Es en ese contexto donde la evolución la entiendo como la única vía que puede poner freno al proceso de deshumanización al que –de forma veloz- estamos siendo sometidos. Así que, como es lógico, una conciencia ética –en su rol integrador, defensivo y emancipador- es un elemento imprescindible cuando hablo de evolución.

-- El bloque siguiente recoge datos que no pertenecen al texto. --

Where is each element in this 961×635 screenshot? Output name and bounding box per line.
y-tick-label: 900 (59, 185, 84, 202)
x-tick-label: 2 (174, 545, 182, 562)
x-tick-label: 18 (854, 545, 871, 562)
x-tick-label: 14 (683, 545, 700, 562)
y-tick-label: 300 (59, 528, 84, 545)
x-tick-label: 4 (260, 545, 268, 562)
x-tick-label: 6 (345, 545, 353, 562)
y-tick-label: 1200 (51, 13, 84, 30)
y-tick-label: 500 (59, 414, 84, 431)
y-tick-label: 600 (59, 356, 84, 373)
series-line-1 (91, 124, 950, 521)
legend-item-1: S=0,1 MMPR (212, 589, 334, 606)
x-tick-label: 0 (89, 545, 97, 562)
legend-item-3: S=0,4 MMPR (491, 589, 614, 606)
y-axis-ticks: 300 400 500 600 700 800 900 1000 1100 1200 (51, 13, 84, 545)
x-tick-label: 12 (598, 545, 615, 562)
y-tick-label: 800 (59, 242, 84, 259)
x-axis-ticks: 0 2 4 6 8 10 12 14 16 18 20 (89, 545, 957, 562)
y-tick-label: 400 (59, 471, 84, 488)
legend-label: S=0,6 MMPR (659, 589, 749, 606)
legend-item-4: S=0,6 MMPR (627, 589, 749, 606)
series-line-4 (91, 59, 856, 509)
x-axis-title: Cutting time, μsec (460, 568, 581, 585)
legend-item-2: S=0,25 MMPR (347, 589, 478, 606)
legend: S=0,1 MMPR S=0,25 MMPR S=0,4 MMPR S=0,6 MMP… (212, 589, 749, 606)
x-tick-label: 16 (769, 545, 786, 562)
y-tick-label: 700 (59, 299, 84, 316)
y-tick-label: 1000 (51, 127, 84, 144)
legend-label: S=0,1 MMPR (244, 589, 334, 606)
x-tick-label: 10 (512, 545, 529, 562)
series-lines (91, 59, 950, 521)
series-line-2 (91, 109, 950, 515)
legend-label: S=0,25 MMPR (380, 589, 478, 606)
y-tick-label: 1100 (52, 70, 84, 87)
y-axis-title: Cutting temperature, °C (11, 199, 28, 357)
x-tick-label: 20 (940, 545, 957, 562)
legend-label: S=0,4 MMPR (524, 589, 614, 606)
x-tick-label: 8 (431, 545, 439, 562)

En términos generales nuestra ignorancia sobre la verdadera dinámica de nuestra ‘civilización’ es abrumadora. En parte, como consecuencia de los quehaceres diarios que conforman una rutina que consume nuestra vida sin que casi podamos prestar atención a lo que no consideramos nuestras responsabilidades inmediatas o directas.
Los sueños que vende el Sistema casi nunca se hacen realidad
 pero la ilusión de que podemos alcanzarlos y, consecuentemente, aligerar cargas, es muy poderosa. El engañabobos de la mula, el palo y la zanahoria, nos impidió advertir que el tren global seguía su curso hacia el abismo.
Otro elemento que considero importante, a tener en cuenta cuando hablamos de ignorancia sobre cómo funciona la sociedad, es la predisposición a creer que el mundo gira en manos expertas que saben lo que hacen. Confiamos –o al menos así ha sido hasta hoy o hace poco- en que fulano sabe perfectamente lo que hace o dice, y nuestro cometido es aceptarlo. No hemos sido educados para reflexionar críticamente sobre los cimientos de los pilares básicos: educación, economía, defensa, religión, política, etc. Y al no reflexionar no hemos visto los fabulosos trucos de magia de un Sistema que es claramente psicopático, antisocial. 

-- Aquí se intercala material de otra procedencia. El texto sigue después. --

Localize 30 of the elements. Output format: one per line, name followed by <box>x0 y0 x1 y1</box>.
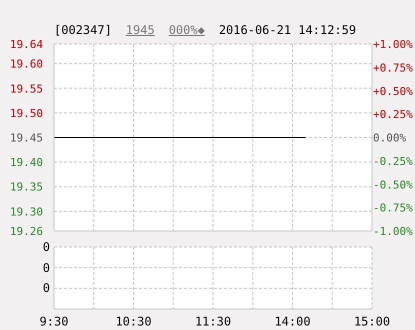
text: 000%◆ <box>168 23 205 37</box>
y-tick-label: 19.40 <box>10 156 43 170</box>
text: 0 <box>42 260 50 275</box>
chart-title: [002347] <box>54 23 112 37</box>
category-label: 9:30 <box>40 314 68 329</box>
category-label: 11:30 <box>194 314 232 329</box>
y-tick-label: 19.30 <box>10 205 43 218</box>
y2-tick-label: +0.50% <box>373 84 414 98</box>
y-tick-label: 19.26 <box>10 225 43 238</box>
category-label: 14:00 <box>274 314 311 329</box>
y-tick-label: 19.55 <box>10 82 43 96</box>
text: 2016-06-21 14:12:59 <box>218 23 356 37</box>
category-label: 15:00 <box>354 314 390 329</box>
y2-tick-label: +0.75% <box>373 61 414 74</box>
y2-tick-label: 0.00% <box>373 132 406 144</box>
y-tick-label: 19.45 <box>10 132 43 144</box>
text: 0 <box>42 240 50 254</box>
category-label: 10:30 <box>115 314 152 329</box>
y-tick-label: 19.35 <box>10 180 43 194</box>
text: 0 <box>42 281 50 296</box>
y-tick-label: 19.64 <box>10 38 44 51</box>
text: 1945 <box>126 23 155 37</box>
y-tick-label: 19.50 <box>10 106 43 120</box>
y2-tick-label: -0.50% <box>373 178 414 192</box>
y2-tick-label: -1.00% <box>373 225 414 238</box>
y2-tick-label: -0.25% <box>373 154 414 168</box>
y2-tick-label: +0.25% <box>373 108 414 122</box>
y2-tick-label: -0.75% <box>373 202 414 215</box>
y2-tick-label: +1.00% <box>373 38 414 51</box>
y-tick-label: 19.60 <box>10 58 43 71</box>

Lo cierto, lo que los hechos nos dicen machaconamente, es que la cúspide de la pirámide –incluso el ecuador de la misma- tiene unos intereses diferentes a los de su amplia base.

"A las personas en el poder les gusta que creamos que todos tenemos los mismos intereses. Pero no todos tenemos los mismos intereses. Existe el interés del Presidente de los EEUU, y también el interés del joven que él envía a la guerra; el interés de las poderosas corporaciones, y el interés del trabajador común. Ocurre igual con la expresión Seguridad Nacional, como si significase lo mismo para todos. Para algunas personas, Seguridad Nacional significa tener bases militares en cien países; para la mayoría, ‘seguridad’ significa tener un lugar donde vivir, tener un trabajo, tener atención médica." (The People Speak, Howard Zinn).

Sospecho que, como siempre ha sido, hay una inteligencia –a la que antes se le llamaba ‘dioses’- que susurra al oído del cordero. El cordero hace suya la directriz. La directriz se hace popular tras haber sido ‘resonada’ por muchos más corderos y, finalmente, los gurús la convierten en dogma de fe.
Me apresuré en escribir ‘finalmente’. Olvidé decir que –ahora sí-, finalmente, el dogma de fe destruye al hombre. El dogma de fe es tan, tan peligroso, como tener en casa un ejército de soldados de un estado absolutista.